It seems the problem is that WaitOnLock() is ignoring its own good
advice, assuming that it can do cleanup work after waiting.
        regards, tom lane


Re: and waiting

От
"Gurjeet Singh"
Дата:
The situation seems pretty bad!!

Here are the steps to reproduce in 'PostgreSQL 8.3beta2 on x86_64-unknown-linux-gnu, compiled by GCC gcc (GCC) 3.3.3 (SuSE Linux)':

session 1: begin;
session 1: update test set a = 112 where a = 112;
session 2: update test set a = 113 where a = 112; --waits
session 1: select * from pg_stat_activity; -- executed this a few times before executing 'select version()' and then following:
session 1: <stat query1> -- see end of mail for this query

 procpid |             current_query              | waiting |     duration     |         backend_start
---------+----------------------------------------+---------+------------------+-------------------------------
   12577 | update test set a = 113 where a = 112; | t       | -00:01:35.782881 | 2008-02-01 13:36:15.31027-08
   11975 | select * from pg_stat_activity ;       | f       | -00:01:52.554697 | 2008-02-01 13:30:40.396392-08
(2 rows)

session 1: select * from pg_locks

   locktype    | database | relation | page | tuple | virtualxid | transactionid | classid | objid | objsubid | virtualtransaction |  pid  |       mode       | granted

---------------+----------+----------+------+-------+------------+---------------+---------+-------+----------+---------------
-----+-------+------------------+---------
 transactionid |          |          |      |       |            |           390 |         |       |          | 2/14     | 12577 | ShareLock        | f

 transactionid |          |          |      |       |            |           390 |         |       |          | 1/9     | 11975 | ExclusiveLock    | t
<snip irrelevant>

Then,
session 2: ^C
Cancel request sent
ERROR:  canceling statement due to user request

session1: <stat query1>

 procpid |             current_query              | waiting |     duration     |         backend_start

---------+----------------------------------------+---------+------------------+-------------------------------
   12577 | update test set a = 113 where a = 112; | t       | -00:01:35.782881 | 2008-02-01 13:36:15.31027-08
   11975 | select * from pg_stat_activity ;       | f       | -00:01:52.554697 | 2008-02-01 13:30:40.396392-08
(2 rows)

session 1: select * from pg_locks ;

<no traces of pid 12577>

session 1: select pg_backend_pid();

 pg_backend_pid
----------------
          11975

The last mentioned output of <stat query> shows session 1 executing 'select * from p_s_a', whereas the <stat query> _is_ being executed in session 1!!! This result is consistently returned for a while, and later...

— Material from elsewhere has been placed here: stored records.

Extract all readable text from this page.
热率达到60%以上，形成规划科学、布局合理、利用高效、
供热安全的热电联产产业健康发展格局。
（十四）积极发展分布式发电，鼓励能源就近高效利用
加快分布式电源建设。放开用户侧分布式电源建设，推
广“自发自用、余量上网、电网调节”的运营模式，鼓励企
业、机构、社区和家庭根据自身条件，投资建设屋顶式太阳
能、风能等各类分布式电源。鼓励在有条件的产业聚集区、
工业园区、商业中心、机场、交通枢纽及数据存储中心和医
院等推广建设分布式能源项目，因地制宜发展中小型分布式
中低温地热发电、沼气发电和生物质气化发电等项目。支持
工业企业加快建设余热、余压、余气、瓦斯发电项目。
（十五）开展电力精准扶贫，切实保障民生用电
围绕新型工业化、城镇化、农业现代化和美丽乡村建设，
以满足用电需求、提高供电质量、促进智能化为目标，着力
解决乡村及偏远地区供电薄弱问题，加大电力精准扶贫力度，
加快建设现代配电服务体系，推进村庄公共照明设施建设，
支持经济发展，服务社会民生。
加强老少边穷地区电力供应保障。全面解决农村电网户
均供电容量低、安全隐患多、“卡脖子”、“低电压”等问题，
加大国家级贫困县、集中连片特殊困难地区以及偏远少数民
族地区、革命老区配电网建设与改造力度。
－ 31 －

session 2: select pg_backend_pid();

  pg_backend_pid

----------------
          12577

session 1: <stat query1>

 procpid |     current_query     | waiting |    duration     |         backend_start
---------+-----------------------+---------+-----------------+-------------------------------
   11975 | <IDLE> in transaction | f       | 00:06:08.671029 | 2008-02-01 13:30:40.396392-08
(1 row)

After a while again:

session 1: <stat query2> -- notice 2 not 1; 'select *' comes back to haunt!!!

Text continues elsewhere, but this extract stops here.